Increase facility capacity in the event of a surge in patients by considering the inclusion of these items in projects currently in the planning phases. Unlike the prior list, most of these modifications will require additional space.

  • Plan for inpatient surge capacity by flexing up the number of patients per room, conversion of prep/recovery spaces for ICU use, and even use of waiting space and dining rooms by anticipating HVAC, emergency power, and medical gas service requirements
  • Keep in mind resilient design principles such as visibility, easily convertible spaces and consider use of modular/prefabricated construction
  • Plan for control of patient room lighting, temperature, shades, television, and communication from the corridor to minimize care-giver trips into the patient room
  • Consider providing dedicated air-handling units by area or floor
  • Include HVAC systems that can switch to negative pressure, increase ventilation rates, and to increase the percentage of outside air to provide maximum flexibility
  • Organize buildings by common function rather than distinct programs will allow nursing units to be flexible enough to switch function to respond to demand
  • Consider designing patient rooms as “acuity-adaptable” to maximize flexibility
  • If planning an expansion of patient care units, consider designing one floor [or portion thereof] as a permanent COVID-19 unit
  • Increased on-site storage of key supplies, equipment, and medications
  • Include provisions to triage patients at the ED and other entries before they enter the building
  • Increase the number of isolation rooms, including groups of rooms and/or entire units. With the return of anterooms, there will need to be a process and location to remove PPE without contaminating adjacent space outside the isolated areas
  • Consider wider corridors [possibly 10-12’] in select areas – such as EDs and Surgery – to accommodate use of portable anterooms

 

The American Society for Health Care Engineering [ASHE] has provided a comprehensive of these issues as well as many more dealing with short term and long-term considerations in planning and adapting healthcare facilities to fight and recover from the effects of this and future infectious diseases.

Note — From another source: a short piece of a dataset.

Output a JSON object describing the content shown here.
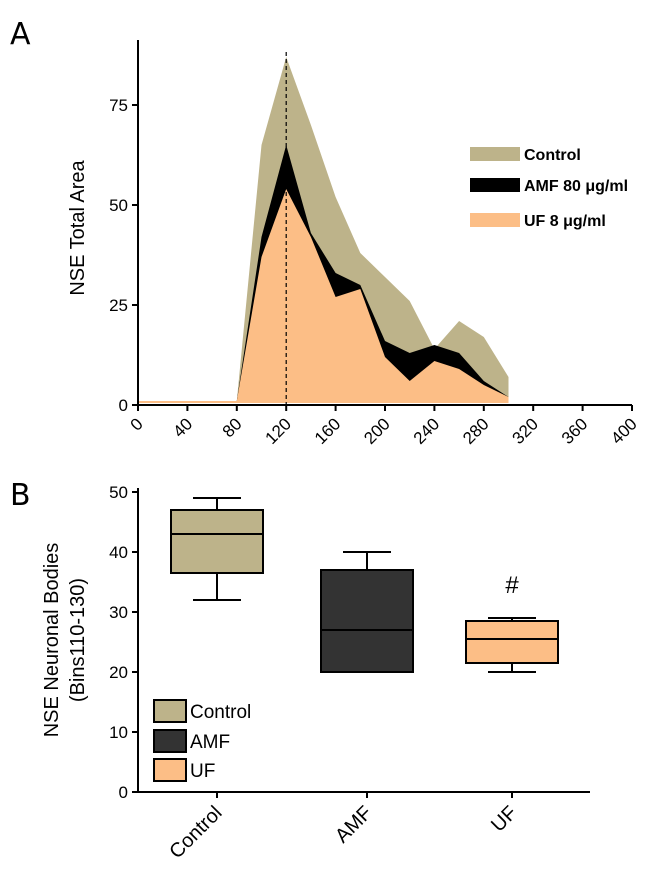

This information can be accessed at: https://www.ashe.org/covid-19-recovery?utm_source=HFM%20Insider%20%28weekly%20e%2Dnewsletter%29&utm_medium=email&utm_campaign=HFM%20Insider%3A%205%2F19%2F20

Additional information on the effects of COVID on healthcare facility design can be found by reading the latest guidance issued by CMS in a publication titled OPENING UP AMERICA AGAIN – Centers for Medicare & Medicaid Services (CMS) Recommendations Re-opening Facilities to Provide Non-emergent Non-COVID-19 Healthcare: Phase I, and by the American Institute [AIA] in a white paper titled COVID-19 Frontline Perspective – Design Considerations to reduce risk and support patients and providers in facilities for COVID-19 care.